Sight glasses are invaluable for troubleshooting towers and checking instruments. However, don’t let their simplicity fool you into thinking that they are foolproof. As with any instrument, performance depends upon installation, and connection mistakes certainly can compromise sight glass accuracy.
One common problem with sight glasses (and other level instruments) is restricted range. Figure 1 shows four different sight-glass installations. The same type of connections could be made for external wells required for displacement- or float-type level instruments. Only Arrangement A is correct.

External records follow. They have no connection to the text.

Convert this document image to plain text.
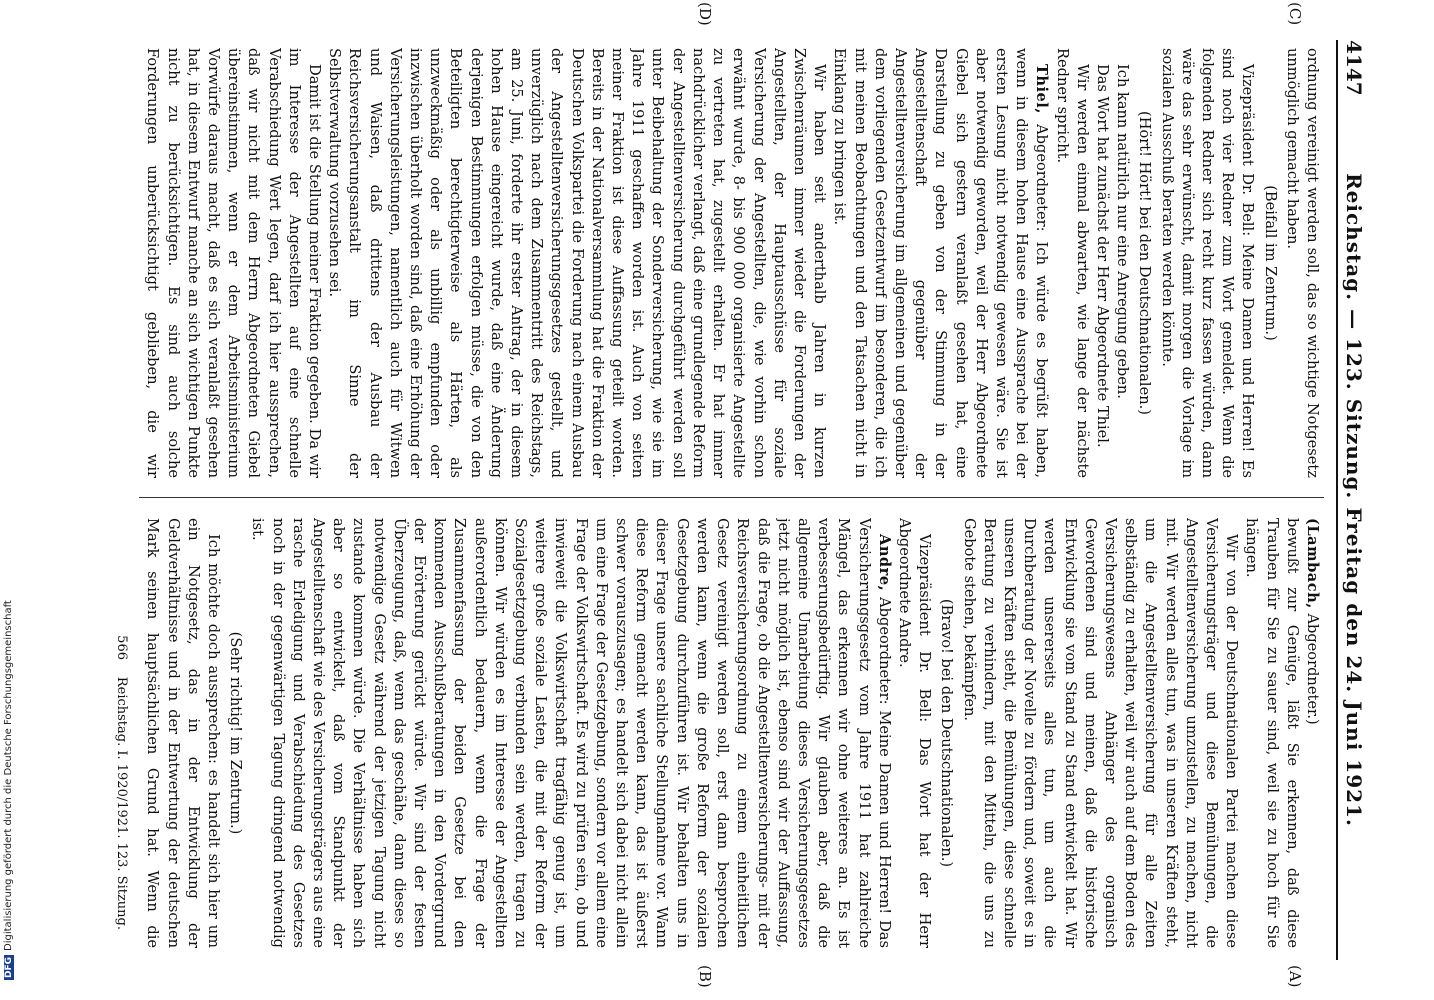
4147
Reichstag. — 123. Sitzung. Freitag den 24. Juni 1921.
(C)
(D)
(A)
(B)

ordnung vereinigt werden soll, das so wichtige Notgesetz unmöglich gemacht haben.

(Beifall im Zentrum.)

Vizepräsident Dr. Bell: Meine Damen und Herren! Es sind noch vier Redner zum Wort gemeldet. Wenn die folgenden Redner sich recht kurz fassen würden, dann wäre das sehr erwünscht, damit morgen die Vorlage im sozialen Ausschuß beraten werden könnte.

(Hört! Hört! bei den Deutschnationalen.)

Ich kann natürlich nur eine Anregung geben.

Das Wort hat zunächst der Herr Abgeordnete Thiel.

Wir werden einmal abwarten, wie lange der nächste Redner spricht.

Thiel, Abgeordneter: Ich würde es begrüßt haben, wenn in diesem hohen Hause eine Aussprache bei der ersten Lesung nicht notwendig gewesen wäre. Sie ist aber notwendig geworden, weil der Herr Abgeordnete Giebel sich gestern veranlaßt gesehen hat, eine Darstellung zu geben von der Stimmung in der Angestelltenschaft gegenüber der Angestelltenversicherung im allgemeinen und gegenüber dem vorliegenden Gesetzentwurf im besonderen, die ich mit meinen Beobachtungen und den Tatsachen nicht in Einklang zu bringen ist.

Wir haben seit anderthalb Jahren in kurzen Zwischenräumen immer wieder die Forderungen der Angestellten, der Hauptausschüsse für soziale Versicherung der Angestellten, die, wie vorhin schon erwähnt wurde, 8- bis 900 000 organisierte Angestellte zu vertreten hat, zugestellt erhalten. Er hat immer nachdrücklicher verlangt, daß eine grundlegende Reform der Angestelltenversicherung durchgeführt werden soll unter Beibehaltung der Sonderversicherung, wie sie im Jahre 1911 geschaffen worden ist. Auch von seiten meiner Fraktion ist diese Auffassung geteilt worden. Bereits in der Nationalversammlung hat die Fraktion der Deutschen Volkspartei die Forderung nach einem Ausbau der Angestelltenversicherungsgesetzes gestellt, und unverzüglich nach dem Zusammentritt des Reichstags, am 25. Juni, forderte ihr erster Antrag, der in diesem hohen Hause eingereicht wurde, daß eine Änderung derjenigen Bestimmungen erfolgen müsse, die von den Beteiligten berechtigterweise als Härten, als unzweckmäßig oder als unbillig empfunden oder inzwischen überholt worden sind, daß eine Erhöhung der Versicherungsleistungen, namentlich auch für Witwen und Waisen, daß drittens der Ausbau der Reichsversicherungsanstalt im Sinne der Selbstverwaltung vorzusehen sei.

Damit ist die Stellung meiner Fraktion gegeben. Da wir im Interesse der Angestellten auf eine schnelle Verabschiedung Wert legen, darf ich hier aussprechen, daß wir nicht mit dem Herrn Abgeordneten Giebel übereinstimmen, wenn er dem Arbeitsministerium Vorwürfe daraus macht, daß es sich veranlaßt gesehen hat, in diesem Entwurf manche an sich wichtigen Punkte nicht zu berücksichtigen. Es sind auch solche Forderungen unberücksichtigt geblieben, die wir

(Lambach, Abgeordneter.)

bewußt zur Genüge, läßt Sie erkennen, daß diese Trauben für Sie zu sauer sind, weil sie zu hoch für Sie hängen.

Wir von der Deutschnationalen Partei machen diese Versicherungsträger und diese Bemühungen, die Angestelltenversicherung umzustellen, zu machen, nicht mit. Wir werden alles tun, was in unseren Kräften steht, um die Angestelltenversicherung für alle Zeiten selbständig zu erhalten, weil wir auch auf dem Boden des Versicherungswesens Anhänger des organisch Gewordenen sind und meinen, daß die historische Entwicklung sie vom Stand zu Stand entwickelt hat. Wir werden unsererseits alles tun, um auch die Durchberatung der Novelle zu fördern und, soweit es in unseren Kräften steht, die Bemühungen, diese schnelle Beratung zu verhindern, mit den Mitteln, die uns zu Gebote stehen, bekämpfen.

(Bravo! bei den Deutschnationalen.)

Vizepräsident Dr. Bell: Das Wort hat der Herr Abgeordnete Andre.

Andre, Abgeordneter: Meine Damen und Herren! Das Versicherungsgesetz vom Jahre 1911 hat zahlreiche Mängel, das erkennen wir ohne weiteres an. Es ist verbesserungsbedürftig. Wir glauben aber, daß die allgemeine Umarbeitung dieses Versicherungsgesetzes jetzt nicht möglich ist, ebenso sind wir der Auffassung, daß die Frage, ob die Angestelltenversicherungs- mit der Reichsversicherungsordnung zu einem einheitlichen Gesetz vereinigt werden soll, erst dann besprochen werden kann, wenn die große Reform der sozialen Gesetzgebung durchzuführen ist. Wir behalten uns in dieser Frage unsere sachliche Stellungnahme vor. Wann diese Reform gemacht werden kann, das ist äußerst schwer vorauszusagen; es handelt sich dabei nicht allein um eine Frage der Gesetzgebung, sondern vor allem eine Frage der Volkswirtschaft. Es wird zu prüfen sein, ob und inwieweit die Volkswirtschaft tragfähig genug ist, um weitere große soziale Lasten, die mit der Reform der Sozialgesetzgebung verbunden sein werden, tragen zu können. Wir würden es im Interesse der Angestellten außerordentlich bedauern, wenn die Frage der Zusammenfassung der beiden Gesetze bei den kommenden Ausschußberatungen in den Vordergrund der Erörterung gerückt würde. Wir sind der festen Überzeugung, daß, wenn das geschähe, dann dieses so notwendige Gesetz während der jetzigen Tagung nicht zustande kommen würde. Die Verhältnisse haben sich aber so entwickelt, daß vom Standpunkt der Angestelltenschaft wie des Versicherungsträgers aus eine rasche Erledigung und Verabschiedung des Gesetzes noch in der gegenwärtigen Tagung dringend notwendig ist.

(Sehr richtig! im Zentrum.)

Ich möchte doch aussprechen: es handelt sich hier um ein Notgesetz, das in der Entwicklung der Geldverhältnisse und in der Entwertung der deutschen Mark seinen hauptsächlichen Grund hat. Wenn die

566
Reichstag. I. 1920/1921. 123. Sitzung.
DFGDigitalisierung gefördert durch die Deutsche Forschungsgemeinschaft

All of the others suffer from a restricted range defect: B has restricted range on both ends, C on the low level end, and D on the high level end.
Figure 1. Sight gauges are connected in four ways, but only the far left arrangement is correct.
As long as the liquid level remains in the center of the sight glass, between the level taps in the vessel, then the device reads correctly. Problems begin when the level goes outside the range between the taps. Figure 2 shows indicated versus actual levels for restricted-on-both-ends Arrangement B. With a liquid below the lower tap, the seal leg in the instrument connection traps liquid in the sight glass and the sight glass indicates a higher level. With a liquid level above the upper tap, the seal leg in the instrument connection traps vapor in the sight glass and the sight glass shows a lower level. Condensation, vaporization or compression of the vapor space also can change the level in the sight glass, depending upon the system and liquid levels in the vessel.
Figure 2. Range restrictions because of improper installation can cause significant inaccuracy.
I’ve observed all three incorrect level connections at plants. Indeed, such restricted-range sight glasses are common. In fact, they are a classic reason for field troubleshooting. Nothing you can do in the control room can identify incorrect instrument installation. It is essential to actually check the device and make sure its connections are correct.
With restricted range instruments, we are asking them to do what is physically impossible. Safety expert Trevor Kletz, writing about this very problem (“Plant instruments: which ones work and why,” CEP, July 1980, pp. 68-71), summarized the situation perfectly: “One reason why trips and control systems don’t operate properly is that they violate the laws of physics ….”
Using instruments that violate the laws of physics gives improper data to control systems and confuses troubleshooting. Understanding how the instrument works, how it must be connected and how to interpret the readings is critical for profitable operation.